Nieves è «una specie di fantasma nella vita di Julio» e quando, dopo ventiquattro anni, torna in Messico con Paola, la moglie italiana che «aveva associato la sua insopportabile tristezza alla cultura messicana», egli sente che «il Messico era Nieves».

Julio ha l’incarico di ricostruire la vita del poeta Ramón López Velarde potendo accedere alla documentazione dello zio Donasiano e torna quando il Pan ha sostituito il Pri, al potere per settantuno anni. Ma che cosa è cambiato? Sul pavimento della tomba di Porfirio Díaz, c’è una lastra che dice: «Il Messico lo ama, il Messico lo ammira, il Messico lo rispetta». L’ha posta un conterraneo nel 1994 l’anno «della sollevazione zapatista in Chiapas e dell’assassinio del candidado del Pri Luís Donaldo Colosio». Nel leggerla Julio pensa che «nella cripta di Porfirio Díaz il tempo si riavvolgeva su se stesso».

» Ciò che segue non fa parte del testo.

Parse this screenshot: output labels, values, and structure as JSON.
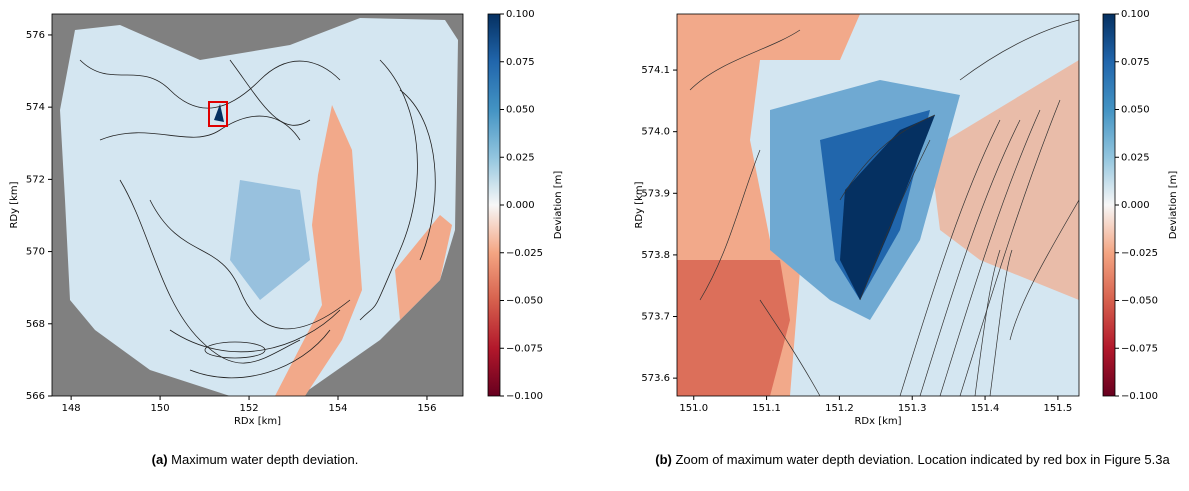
{
  "chart_data": [
    {
      "type": "heatmap",
      "xlabel": "RDx [km]",
      "ylabel": "RDy [km]",
      "xlim": [
        147.57,
        156.81
      ],
      "ylim": [
        566,
        576.58
      ],
      "xticks": [
        148,
        150,
        152,
        154,
        156
      ],
      "yticks": [
        566,
        568,
        570,
        572,
        574,
        576
      ],
      "colorbar": {
        "label": "Deviation [m]",
        "lim": [
          -0.1,
          0.1
        ],
        "ticks": [
          {
            "value": -0.1,
            "label": "−0.100"
          },
          {
            "value": -0.075,
            "label": "−0.075"
          },
          {
            "value": -0.05,
            "label": "−0.050"
          },
          {
            "value": -0.025,
            "label": "−0.025"
          },
          {
            "value": 0,
            "label": "0.000"
          },
          {
            "value": 0.025,
            "label": "0.025"
          },
          {
            "value": 0.05,
            "label": "0.050"
          },
          {
            "value": 0.075,
            "label": "0.075"
          },
          {
            "value": 0.1,
            "label": "0.100"
          }
        ]
      }
    },
    {
      "type": "heatmap",
      "xlabel": "RDx [km]",
      "ylabel": "RDy [km]",
      "xlim": [
        150.977,
        151.529
      ],
      "ylim": [
        573.571,
        574.191
      ],
      "xticks": [
        {
          "value": 151.0,
          "label": "151.0"
        },
        151.1,
        151.2,
        151.3,
        151.4,
        151.5
      ],
      "yticks": [
        573.6,
        573.7,
        573.8,
        573.9,
        {
          "value": 574.0,
          "label": "574.0"
        },
        574.1
      ],
      "colorbar": {
        "label": "Deviation [m]",
        "lim": [
          -0.1,
          0.1
        ],
        "ticks": [
          {
            "value": -0.1,
            "label": "−0.100"
          },
          {
            "value": -0.075,
            "label": "−0.075"
          },
          {
            "value": -0.05,
            "label": "−0.050"
          },
          {
            "value": -0.025,
            "label": "−0.025"
          },
          {
            "value": 0,
            "label": "0.000"
          },
          {
            "value": 0.025,
            "label": "0.025"
          },
          {
            "value": 0.05,
            "label": "0.050"
          },
          {
            "value": 0.075,
            "label": "0.075"
          },
          {
            "value": 0.1,
            "label": "0.100"
          }
        ]
      }
    }
  ],
  "captions": [
    {
      "label": "(a)",
      "text": "Maximum water depth deviation."
    },
    {
      "label": "(b)",
      "text": "Zoom of maximum water depth deviation. Location indicated by red box in Figure 5.3a"
    }
  ]
}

L’opera, dice Villoro, nasce da un dialogo tra Octavio Paz e Jorge Luís Borges che chiede il significato del verso «patria, venditrice di chía». Paz gli riferisce che la chía è un seme con cui si fa una bevanda e sa di terra. «Il senso di appartenenza di López Velarde - conclude Villoro - si riassume in questa frase: la patria è la terra che beviamo senza rendercene conto». Da quel dialogo è nato «un romanzo di cinquecento pagine».

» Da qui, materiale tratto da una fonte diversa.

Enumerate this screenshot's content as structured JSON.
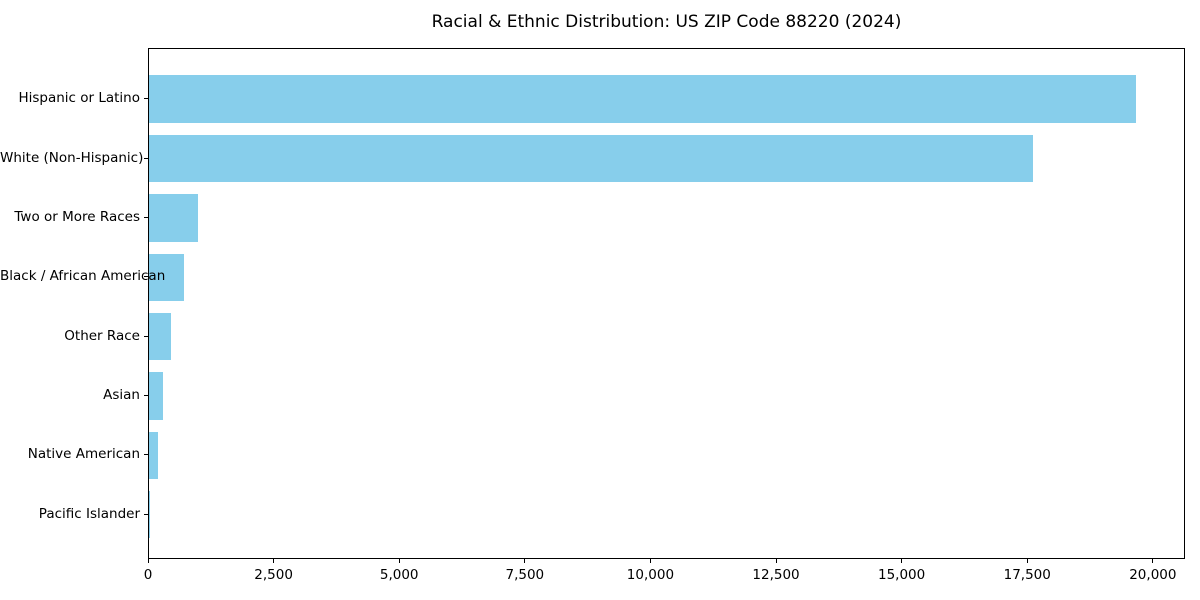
{
  "chart_data": {
    "type": "bar",
    "orientation": "horizontal",
    "title": "Racial & Ethnic Distribution: US ZIP Code 88220 (2024)",
    "categories": [
      "Hispanic or Latino",
      "White (Non-Hispanic)",
      "Two or More Races",
      "Black / African American",
      "Other Race",
      "Asian",
      "Native American",
      "Pacific Islander"
    ],
    "values": [
      19650,
      17600,
      975,
      690,
      430,
      270,
      170,
      10
    ],
    "xlabel": "",
    "ylabel": "",
    "xlim": [
      0,
      20640
    ],
    "xticks": [
      0,
      2500,
      5000,
      7500,
      10000,
      12500,
      15000,
      17500,
      20000
    ],
    "xtick_labels": [
      "0",
      "2,500",
      "5,000",
      "7,500",
      "10,000",
      "12,500",
      "15,000",
      "17,500",
      "20,000"
    ],
    "bar_color": "#87CEEB",
    "axis_color": "#000000",
    "text_color": "#000000",
    "background_color": "#ffffff",
    "grid": false,
    "legend": false
  }
}
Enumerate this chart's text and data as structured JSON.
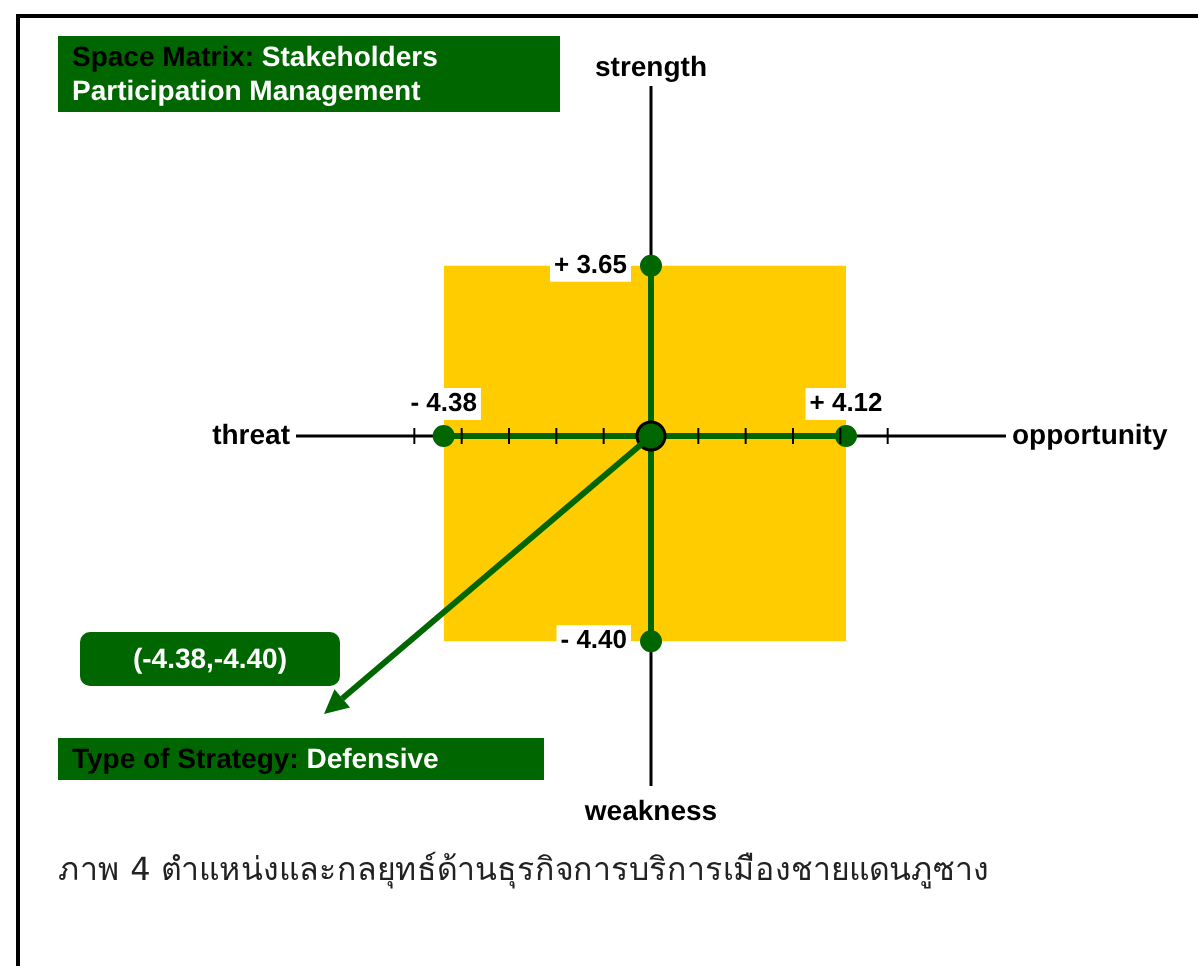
{
  "chart_data": {
    "type": "line",
    "title": "Space Matrix: Stakeholders Participation Management",
    "xlabel": "opportunity",
    "ylabel": "strength",
    "annotations": [
      "threat",
      "weakness",
      "(-4.38,-4.40)",
      "Type of Strategy: Defensive",
      "ภาพ 4  ตำแหน่งและกลยุทธ์ด้านธุรกิจการบริการเมืองชายแดนภูซาง"
    ],
    "series": [
      {
        "type": "area",
        "color": "#ffcc00",
        "x": [
          -4.38,
          4.12
        ],
        "values": [
          3.65,
          3.65
        ]
      },
      {
        "type": "area",
        "color": "#ffcc00",
        "x": [
          -4.38,
          4.12
        ],
        "values": [
          -4.4,
          -4.4
        ]
      },
      {
        "color": "#006600",
        "x": [
          -4.38,
          0,
          4.12
        ],
        "values": [
          0,
          0,
          0
        ],
        "marker": "circle"
      },
      {
        "color": "#006600",
        "x": [
          0,
          0,
          0
        ],
        "values": [
          3.65,
          0,
          -4.4
        ],
        "marker": "circle"
      },
      {
        "type": "scatter",
        "color": "#006600",
        "x": [
          0
        ],
        "values": [
          0
        ],
        "marker": "circle"
      }
    ],
    "xlim": [
      -7.5,
      7.5
    ],
    "ylim": [
      -7.5,
      7.5
    ],
    "xticks": [
      {
        "value": -4.38,
        "label": "- 4.38"
      },
      {
        "value": 4.12,
        "label": "+ 4.12"
      },
      {
        "value": -5,
        "label": null
      },
      {
        "value": -4,
        "label": null
      },
      {
        "value": -3,
        "label": null
      },
      {
        "value": -2,
        "label": null
      },
      {
        "value": -1,
        "label": null
      },
      {
        "value": 1,
        "label": null
      },
      {
        "value": 2,
        "label": null
      },
      {
        "value": 3,
        "label": null
      },
      {
        "value": 4,
        "label": null
      },
      {
        "value": 5,
        "label": null
      }
    ],
    "yticks": [
      {
        "value": 3.65,
        "label": "+ 3.65"
      },
      {
        "value": -4.4,
        "label": "- 4.40"
      }
    ],
    "line_style": "solid",
    "legend": false
  }
}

Nella vita di López Velarde, morto a trentatré anni, ci fu un amore sublimato per Josefa de los Ríos, una parente lontana che aveva 8 anni più di lui. Anche Nieves aveva 8 anni più di Julio ed era sua parente. La ricerca su López Velarde servirà per «ricostruire l’archivio della tua tribù» gli dice Juan Ruíz che chiosa: e «ti aiuterà a tornare in Messico», volendo dire nell’anima del Messico.

Nieves, Velarde, la storia che Julio porta nel proprio nome che ricorda Julio Valdivieso «El Niño de los Gallos, fucilato a undici anni» nella guerra dei Cristeros.

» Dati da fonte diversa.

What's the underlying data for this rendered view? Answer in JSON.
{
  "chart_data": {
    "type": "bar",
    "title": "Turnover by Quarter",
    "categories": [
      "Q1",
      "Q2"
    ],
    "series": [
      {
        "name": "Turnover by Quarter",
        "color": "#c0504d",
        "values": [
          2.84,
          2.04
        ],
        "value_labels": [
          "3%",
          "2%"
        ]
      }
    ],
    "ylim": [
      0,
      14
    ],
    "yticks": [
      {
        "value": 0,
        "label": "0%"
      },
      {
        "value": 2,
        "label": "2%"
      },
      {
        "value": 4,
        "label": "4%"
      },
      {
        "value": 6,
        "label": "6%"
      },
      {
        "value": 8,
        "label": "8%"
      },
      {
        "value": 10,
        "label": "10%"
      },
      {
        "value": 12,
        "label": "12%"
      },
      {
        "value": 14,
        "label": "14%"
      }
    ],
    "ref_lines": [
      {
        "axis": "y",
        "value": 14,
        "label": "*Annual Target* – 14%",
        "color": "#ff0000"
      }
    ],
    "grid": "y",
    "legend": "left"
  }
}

Il Messico domina la scena e attira nelle proprie viscere il testimone prigioniero del non accaduto. «Il popolo è rimasto fregato due volte, prima perché rivoluzionario e poi perché cattolico; ma solo uno dei suoi calvari è stato raccontato: la Rivoluzione, non la Cristiada». Una storia complessa, spesso di parte e Possesso per perdita, come dice il titolo di una conferenza su Velarde che padre Monteverde trova tra le carte dello zio Donasiano.

Il romanzo porta l’eco della tensione intelligente per dare un corpo unitario ad un complesso di storie personali e messicane con un loro profilo definito e con una lingua vivace piena di rimandi. È un mosaico di tessere che a volte rivelano il timore di qualche incomprensione.